Emerging modes of business are significantly influencing various other industries with their technological advancements and shifts in consumer behaviour.

E-commerce and Retail

  • Transformation of Shopping Experiences: e-commerce platforms like Amazon, Flipkart, and Myntra have transformed how consumers shop. These platforms offer convenience, a wider range of products, and personalised shopping experiences through data analytics.
  • Omnichannel Retailing: Businesses are accepting omnichannel strategies, integrating online and offline experiences to provide unified customer service. For example, companies like Reliance Retail are combining their physical stores with digital platforms, allowing consumers to shop online and pick up in-store.

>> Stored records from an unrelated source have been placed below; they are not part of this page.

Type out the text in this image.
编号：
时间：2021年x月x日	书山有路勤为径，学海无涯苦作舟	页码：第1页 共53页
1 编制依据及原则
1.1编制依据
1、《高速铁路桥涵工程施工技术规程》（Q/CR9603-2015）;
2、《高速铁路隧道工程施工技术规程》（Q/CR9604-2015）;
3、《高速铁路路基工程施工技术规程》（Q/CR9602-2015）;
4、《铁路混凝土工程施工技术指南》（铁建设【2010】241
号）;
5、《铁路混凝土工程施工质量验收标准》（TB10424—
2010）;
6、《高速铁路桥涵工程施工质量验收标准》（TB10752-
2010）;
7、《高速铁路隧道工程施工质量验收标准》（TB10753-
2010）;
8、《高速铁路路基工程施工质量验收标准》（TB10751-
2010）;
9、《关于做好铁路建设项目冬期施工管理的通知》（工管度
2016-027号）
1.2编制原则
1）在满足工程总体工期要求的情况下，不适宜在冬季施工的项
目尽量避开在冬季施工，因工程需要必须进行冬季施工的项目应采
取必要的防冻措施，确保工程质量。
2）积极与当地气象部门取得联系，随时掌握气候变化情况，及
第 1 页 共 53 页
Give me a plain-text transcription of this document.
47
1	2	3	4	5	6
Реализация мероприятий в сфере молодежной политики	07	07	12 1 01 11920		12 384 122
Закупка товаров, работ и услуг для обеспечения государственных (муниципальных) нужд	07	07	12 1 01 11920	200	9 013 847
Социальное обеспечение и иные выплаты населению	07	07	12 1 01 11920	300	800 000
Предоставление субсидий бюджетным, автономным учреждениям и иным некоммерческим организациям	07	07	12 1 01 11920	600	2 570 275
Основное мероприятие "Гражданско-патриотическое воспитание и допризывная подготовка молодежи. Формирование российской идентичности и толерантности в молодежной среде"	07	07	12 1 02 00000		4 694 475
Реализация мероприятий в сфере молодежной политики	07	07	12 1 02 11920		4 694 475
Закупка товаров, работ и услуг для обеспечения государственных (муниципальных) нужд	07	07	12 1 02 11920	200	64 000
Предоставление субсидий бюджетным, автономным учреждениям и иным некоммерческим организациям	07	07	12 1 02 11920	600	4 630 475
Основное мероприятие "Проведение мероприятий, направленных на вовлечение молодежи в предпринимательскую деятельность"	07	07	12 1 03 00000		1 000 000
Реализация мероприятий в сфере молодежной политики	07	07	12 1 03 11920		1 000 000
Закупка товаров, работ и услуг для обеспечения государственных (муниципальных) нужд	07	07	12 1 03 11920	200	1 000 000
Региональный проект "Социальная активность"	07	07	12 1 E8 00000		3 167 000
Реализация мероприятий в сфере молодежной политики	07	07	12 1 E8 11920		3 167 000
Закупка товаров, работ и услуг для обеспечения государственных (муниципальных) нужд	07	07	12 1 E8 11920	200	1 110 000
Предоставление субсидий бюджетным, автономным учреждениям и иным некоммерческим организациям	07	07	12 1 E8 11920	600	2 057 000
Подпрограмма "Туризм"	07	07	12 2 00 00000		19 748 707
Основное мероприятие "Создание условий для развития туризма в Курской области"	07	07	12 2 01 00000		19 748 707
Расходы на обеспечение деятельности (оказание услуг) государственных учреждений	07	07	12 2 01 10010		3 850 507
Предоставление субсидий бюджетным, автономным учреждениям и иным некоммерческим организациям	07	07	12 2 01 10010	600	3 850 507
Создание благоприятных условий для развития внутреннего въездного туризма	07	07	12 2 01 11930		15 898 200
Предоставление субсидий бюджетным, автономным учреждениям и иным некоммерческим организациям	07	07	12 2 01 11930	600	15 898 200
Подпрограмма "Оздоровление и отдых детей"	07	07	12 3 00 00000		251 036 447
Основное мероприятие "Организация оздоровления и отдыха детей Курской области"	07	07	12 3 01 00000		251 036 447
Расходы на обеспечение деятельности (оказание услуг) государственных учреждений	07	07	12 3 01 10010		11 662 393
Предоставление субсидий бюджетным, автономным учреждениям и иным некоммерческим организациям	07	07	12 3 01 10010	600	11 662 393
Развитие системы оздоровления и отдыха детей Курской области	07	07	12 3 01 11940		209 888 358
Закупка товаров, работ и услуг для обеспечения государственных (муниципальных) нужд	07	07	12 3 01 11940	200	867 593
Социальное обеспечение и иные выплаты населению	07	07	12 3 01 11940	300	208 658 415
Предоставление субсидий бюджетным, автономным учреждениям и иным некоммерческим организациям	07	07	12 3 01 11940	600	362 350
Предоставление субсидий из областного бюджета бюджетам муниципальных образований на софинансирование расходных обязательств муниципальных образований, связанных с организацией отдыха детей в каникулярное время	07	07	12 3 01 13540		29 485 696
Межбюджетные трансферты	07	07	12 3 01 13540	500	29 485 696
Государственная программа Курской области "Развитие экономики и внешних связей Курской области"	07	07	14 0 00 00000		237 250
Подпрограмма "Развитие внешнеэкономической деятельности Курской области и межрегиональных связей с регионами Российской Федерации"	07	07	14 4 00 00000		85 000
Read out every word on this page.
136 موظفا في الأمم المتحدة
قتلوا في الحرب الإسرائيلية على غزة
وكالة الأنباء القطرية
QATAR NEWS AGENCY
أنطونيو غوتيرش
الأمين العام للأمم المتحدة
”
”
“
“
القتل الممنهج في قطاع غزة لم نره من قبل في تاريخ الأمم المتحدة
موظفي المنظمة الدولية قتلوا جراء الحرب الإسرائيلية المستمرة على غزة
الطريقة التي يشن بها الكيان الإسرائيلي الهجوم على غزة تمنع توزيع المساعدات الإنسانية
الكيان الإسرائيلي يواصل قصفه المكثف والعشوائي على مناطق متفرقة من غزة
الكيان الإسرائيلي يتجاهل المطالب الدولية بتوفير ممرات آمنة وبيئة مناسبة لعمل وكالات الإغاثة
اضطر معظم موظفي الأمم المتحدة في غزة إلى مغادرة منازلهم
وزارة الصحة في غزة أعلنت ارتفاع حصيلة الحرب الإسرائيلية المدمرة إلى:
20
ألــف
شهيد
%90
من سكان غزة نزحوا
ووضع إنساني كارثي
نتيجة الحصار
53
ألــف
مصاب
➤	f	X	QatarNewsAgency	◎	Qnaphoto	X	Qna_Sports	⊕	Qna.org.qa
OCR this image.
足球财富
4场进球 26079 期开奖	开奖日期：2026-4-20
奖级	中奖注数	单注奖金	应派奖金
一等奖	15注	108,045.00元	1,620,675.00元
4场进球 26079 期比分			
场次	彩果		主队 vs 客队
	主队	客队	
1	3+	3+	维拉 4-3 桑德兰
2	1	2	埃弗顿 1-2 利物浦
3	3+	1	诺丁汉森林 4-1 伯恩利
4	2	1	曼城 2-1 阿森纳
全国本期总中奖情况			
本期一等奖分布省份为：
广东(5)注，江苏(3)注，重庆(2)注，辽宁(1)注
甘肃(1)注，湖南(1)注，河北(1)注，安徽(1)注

Manufacturing and Supply Chain

  • Automation and IoT Integration: The manufacturing industry is adopting automation and IoT (Internet of Things) technologies. Smart factories and automated supply chains are becoming the standard, improving efficiency, and reducing costs. Companies like Tata Steel use intranet-based systems to streamline procurement and inventory management internally.
  • 3D Printing: 3D printing technology is revolutionising manufacturing by allowing companies to produce prototypes and end products faster and at a lower cost. This technology is particularly influential in the automotive, aerospace, and healthcare industries.

Financial Services

  • Fintech Revolution: The financial industry is significantly changing due to fintech innovations. New-age companies like Paytm and Razorpay are providing digital payment solutions, lending platforms, and investment services.
  • Blockchain : Blockchain technology is being used to improve transparency and security in financial transactions.

Healthcare

  • Telemedicine and Online Consultations: The healthcare industry is experiencing a shift towards digital platforms for consultations and diagnostics. Apps like Practo and online pharmacy platforms are making healthcare services more accessible, especially in remote areas.
  • Wearable Technology: Wearable devices and health apps are enabling real-time monitoring of patient's health, leading to more personalised and preventive care. Companies like GOQii in India are leading the charge in integrating health data with wearable technology.

Education

  • E-learning Platforms: The education sector has seen a growth in online learning platforms like BYJU’s and Unacademy. These new platforms offer flexible learning opportunities through virtual classrooms, catering to an inclusive range of students from different geographical locations.
  • AI and Adaptive Learning: Artificial Intelligence is being used rapidly to create adaptive learning environments that cater to individual student needs, making education more personalised and effective.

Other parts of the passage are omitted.